The Happy Talk Band’s sense of place was mirrored throughout the local music scene, filled with people who fell in love with the city as one enters a deeply dysfunctional love affair. Many came to New Orleans like sailors drawn to the sirens and crashed against the rocks, but no less smitten.

But now they are scattered around the country. When I talked to Luke Allen on the phone from Lafayette, Louisiana, he mentioned that his upright bass player, Mike Lenore, was tending bar in a restaurant on the Lower East Side in New York, his drummer, Andy Harris, found work as a cook in Peachtree City, Georgia, and his guitar player, Bailey Smith, who was to marry his wife Emily in New Orleans last month, is trying find gigs with another New Orleans rock band, the raucous Morning 40 Federation (http://www.morning40.com/). Though the Happy Talk Band remains committed to staying together and telling the stories of its city, it is hard to imagine them either playing their beloved Circle Bar or coming to a town near you any time soon.

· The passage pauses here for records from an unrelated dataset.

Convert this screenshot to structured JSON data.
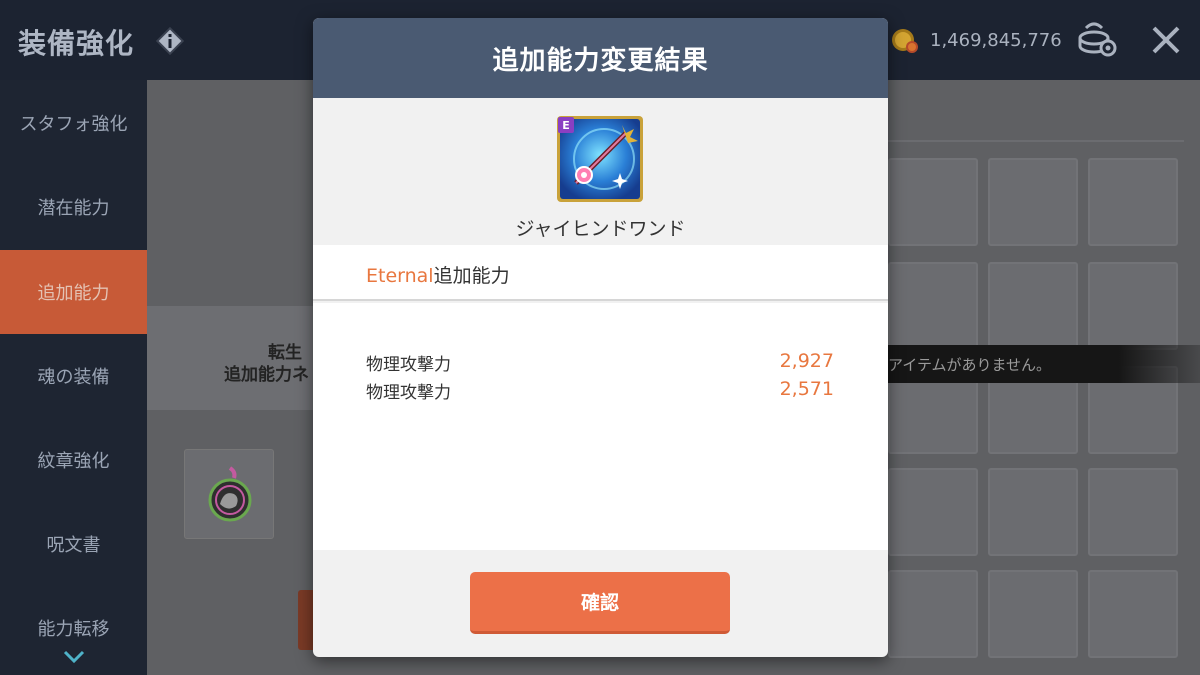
{
  "header": {
    "title": "装備強化",
    "currency": "1,469,845,776"
  },
  "sidebar": {
    "items": [
      {
        "label": "スタフォ強化"
      },
      {
        "label": "潜在能力"
      },
      {
        "label": "追加能力",
        "active": true
      },
      {
        "label": "魂の装備"
      },
      {
        "label": "紋章強化"
      },
      {
        "label": "呪文書"
      },
      {
        "label": "能力転移"
      }
    ]
  },
  "background": {
    "label_line1": "転生",
    "label_line2": "追加能力ネ",
    "toast": "アイテムがありません。"
  },
  "modal": {
    "title": "追加能力変更結果",
    "item": {
      "grade_badge": "E",
      "name": "ジャイヒンドワンド",
      "icon": "wand-icon"
    },
    "section": {
      "grade": "Eternal",
      "label": "追加能力"
    },
    "stats": [
      {
        "name": "物理攻撃力",
        "value": "2,927"
      },
      {
        "name": "物理攻撃力",
        "value": "2,571"
      }
    ],
    "confirm_label": "確認"
  },
  "colors": {
    "header_bg": "#4a5a72",
    "accent_orange": "#e8773f",
    "button": "#ec7048",
    "sidebar_active": "#c75a37"
  }
}
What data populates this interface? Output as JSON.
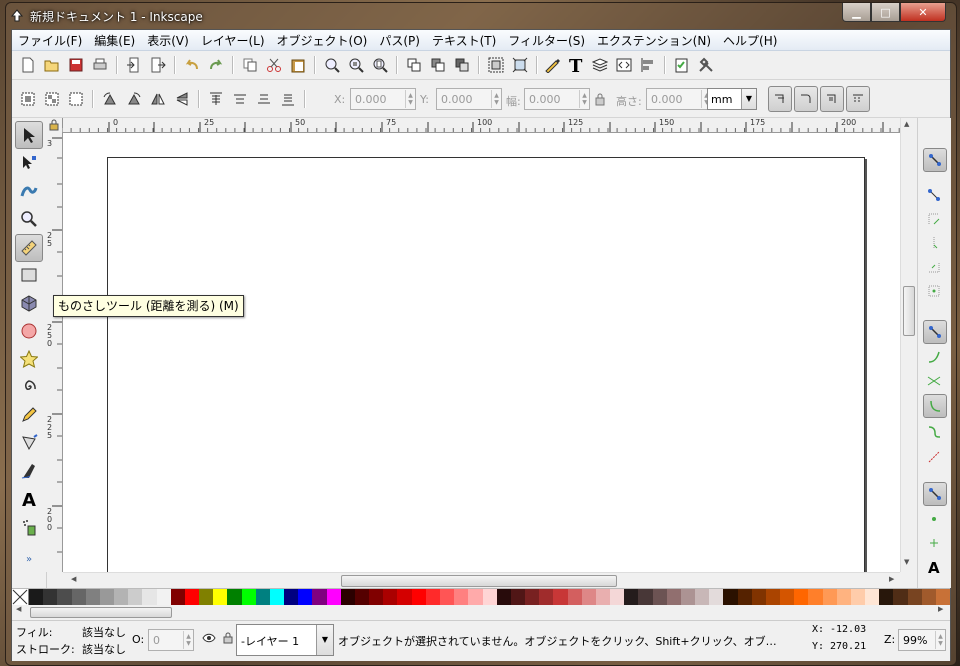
{
  "window": {
    "title": "新規ドキュメント 1 - Inkscape",
    "min_glyph": "▁",
    "max_glyph": "□",
    "close_glyph": "✕"
  },
  "menu": [
    "ファイル(F)",
    "編集(E)",
    "表示(V)",
    "レイヤー(L)",
    "オブジェクト(O)",
    "パス(P)",
    "テキスト(T)",
    "フィルター(S)",
    "エクステンション(N)",
    "ヘルプ(H)"
  ],
  "ctrl": {
    "x_label": "X:",
    "x_value": "0.000",
    "y_label": "Y:",
    "y_value": "0.000",
    "w_label": "幅:",
    "w_value": "0.000",
    "h_label": "高さ:",
    "h_value": "0.000",
    "unit": "mm"
  },
  "ruler_top": [
    "0",
    "25",
    "50",
    "75",
    "100",
    "125",
    "150",
    "175",
    "200"
  ],
  "ruler_left": [
    "3",
    "2 5",
    "2 5 0",
    "2 2 5",
    "2 0 0"
  ],
  "tooltip": "ものさしツール (距離を測る) (M)",
  "status": {
    "fill_label": "フィル:",
    "fill_value": "該当なし",
    "stroke_label": "ストローク:",
    "stroke_value": "該当なし",
    "opacity_label": "O:",
    "opacity_value": "0",
    "layer": "-レイヤー 1",
    "message": "オブジェクトが選択されていません。オブジェクトをクリック、Shift+クリック、オブ…",
    "x_label": "X:",
    "x_value": "-12.03",
    "y_label": "Y:",
    "y_value": "270.21",
    "zoom_label": "Z:",
    "zoom_value": "99%"
  },
  "palette": [
    "#1a1a1a",
    "#333333",
    "#4d4d4d",
    "#666666",
    "#808080",
    "#999999",
    "#b3b3b3",
    "#cccccc",
    "#e6e6e6",
    "#f2f2f2",
    "#800000",
    "#ff0000",
    "#808000",
    "#ffff00",
    "#008000",
    "#00ff00",
    "#008080",
    "#00ffff",
    "#000080",
    "#0000ff",
    "#800080",
    "#ff00ff",
    "#2b0000",
    "#550000",
    "#800000",
    "#aa0000",
    "#d40000",
    "#ff0000",
    "#ff2a2a",
    "#ff5555",
    "#ff8080",
    "#ffaaaa",
    "#ffd5d5",
    "#280b0b",
    "#501616",
    "#782121",
    "#a02c2c",
    "#c83737",
    "#d35f5f",
    "#de8787",
    "#e9afaf",
    "#f4d7d7",
    "#241c1c",
    "#483737",
    "#6c5353",
    "#916f6f",
    "#ac9393",
    "#c8b7b7",
    "#e3dbdb",
    "#2b1100",
    "#552200",
    "#803300",
    "#aa4400",
    "#d45500",
    "#ff6600",
    "#ff7f2a",
    "#ff9955",
    "#ffb380",
    "#ffccaa",
    "#ffe6d5",
    "#28170b",
    "#502d16",
    "#784421",
    "#a05a2c",
    "#c87137"
  ]
}
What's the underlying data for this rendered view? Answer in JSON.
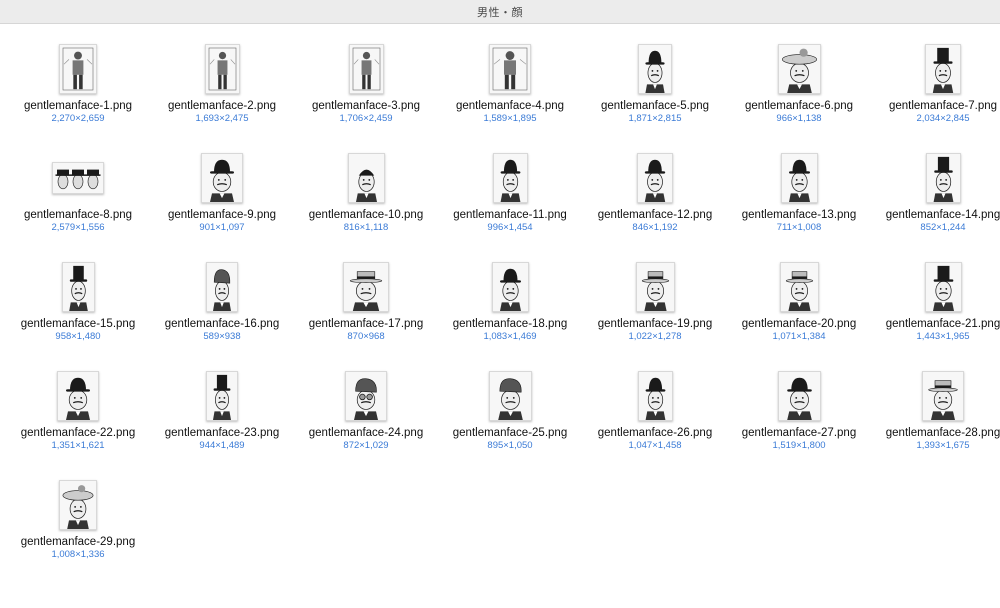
{
  "window": {
    "title": "男性・顔"
  },
  "files": [
    {
      "name": "gentlemanface-1.png",
      "dims": "2,270×2,659",
      "icon": "full-body-engraving-icon"
    },
    {
      "name": "gentlemanface-2.png",
      "dims": "1,693×2,475",
      "icon": "full-body-engraving-icon"
    },
    {
      "name": "gentlemanface-3.png",
      "dims": "1,706×2,459",
      "icon": "full-body-engraving-icon"
    },
    {
      "name": "gentlemanface-4.png",
      "dims": "1,589×1,895",
      "icon": "full-body-engraving-icon"
    },
    {
      "name": "gentlemanface-5.png",
      "dims": "1,871×2,815",
      "icon": "bowler-hat-face-icon"
    },
    {
      "name": "gentlemanface-6.png",
      "dims": "966×1,138",
      "icon": "lady-hat-face-icon"
    },
    {
      "name": "gentlemanface-7.png",
      "dims": "2,034×2,845",
      "icon": "top-hat-face-icon"
    },
    {
      "name": "gentlemanface-8.png",
      "dims": "2,579×1,556",
      "icon": "group-faces-icon"
    },
    {
      "name": "gentlemanface-9.png",
      "dims": "901×1,097",
      "icon": "bowler-hat-face-icon"
    },
    {
      "name": "gentlemanface-10.png",
      "dims": "816×1,118",
      "icon": "face-portrait-icon"
    },
    {
      "name": "gentlemanface-11.png",
      "dims": "996×1,454",
      "icon": "bowler-hat-face-icon"
    },
    {
      "name": "gentlemanface-12.png",
      "dims": "846×1,192",
      "icon": "bowler-hat-face-icon"
    },
    {
      "name": "gentlemanface-13.png",
      "dims": "711×1,008",
      "icon": "bowler-hat-face-icon"
    },
    {
      "name": "gentlemanface-14.png",
      "dims": "852×1,244",
      "icon": "top-hat-face-icon"
    },
    {
      "name": "gentlemanface-15.png",
      "dims": "958×1,480",
      "icon": "top-hat-face-icon"
    },
    {
      "name": "gentlemanface-16.png",
      "dims": "589×938",
      "icon": "cap-face-icon"
    },
    {
      "name": "gentlemanface-17.png",
      "dims": "870×968",
      "icon": "straw-hat-face-icon"
    },
    {
      "name": "gentlemanface-18.png",
      "dims": "1,083×1,469",
      "icon": "bowler-hat-face-icon"
    },
    {
      "name": "gentlemanface-19.png",
      "dims": "1,022×1,278",
      "icon": "straw-hat-face-icon"
    },
    {
      "name": "gentlemanface-20.png",
      "dims": "1,071×1,384",
      "icon": "straw-hat-face-icon"
    },
    {
      "name": "gentlemanface-21.png",
      "dims": "1,443×1,965",
      "icon": "top-hat-face-icon"
    },
    {
      "name": "gentlemanface-22.png",
      "dims": "1,351×1,621",
      "icon": "bowler-hat-face-icon"
    },
    {
      "name": "gentlemanface-23.png",
      "dims": "944×1,489",
      "icon": "top-hat-face-icon"
    },
    {
      "name": "gentlemanface-24.png",
      "dims": "872×1,029",
      "icon": "goggles-cap-face-icon"
    },
    {
      "name": "gentlemanface-25.png",
      "dims": "895×1,050",
      "icon": "flat-cap-face-icon"
    },
    {
      "name": "gentlemanface-26.png",
      "dims": "1,047×1,458",
      "icon": "bowler-hat-face-icon"
    },
    {
      "name": "gentlemanface-27.png",
      "dims": "1,519×1,800",
      "icon": "fedora-face-icon"
    },
    {
      "name": "gentlemanface-28.png",
      "dims": "1,393×1,675",
      "icon": "striped-hat-face-icon"
    },
    {
      "name": "gentlemanface-29.png",
      "dims": "1,008×1,336",
      "icon": "lady-hat-face-icon"
    }
  ]
}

Here in New York, Alex McMurray (http://alexmcmurray.com/), who sang his strange and beautiful songs in gravelly tones at the Circle Bar every Wednesday for years, is now playing on the Lower East Side a couple times a week. I haven’t been but its hard to imagine where he is going to find a tubaist or washboard player with an ear for his sound in this town or if people will appreciate, or relate to, the drama of selling your plasma. Who knows, maybe his perfect tuba-washboard-rock will be the next big thing in the Big Apple?

In short, though everyone was always talking about leaving New Orleans for some other city to find work, decent public schools for their kids, or a music business that might allow them to stop singing first person non-fiction narratives about doing medical testing for money, these bands and musicians don’t make much sense living anywhere else because the real, sad, living New Orleans fed their art at the very same time as it was eating its young.

For my part, I have spent too many nights sitting half drunk in the Circle Bar staring up at the old florescent clock from K & B, a defunct, nostalgia-prompting, local drug store chain, listening to music about floods, poverty, and urban decay. Now, it breaks my heart that there is no one left in New Orleans to play these songs and that the rest of the country is forced to hear about these same horrors on the television in their living rooms while politicians claim that what unfolded was unforeseeable.

Too bad that Bush didn’t spent more time in places like the Circle Bar in his wild, younger years visiting New Orleans. Sure, he might have gotten drunk and obnoxious, but it would have provided a much needed education.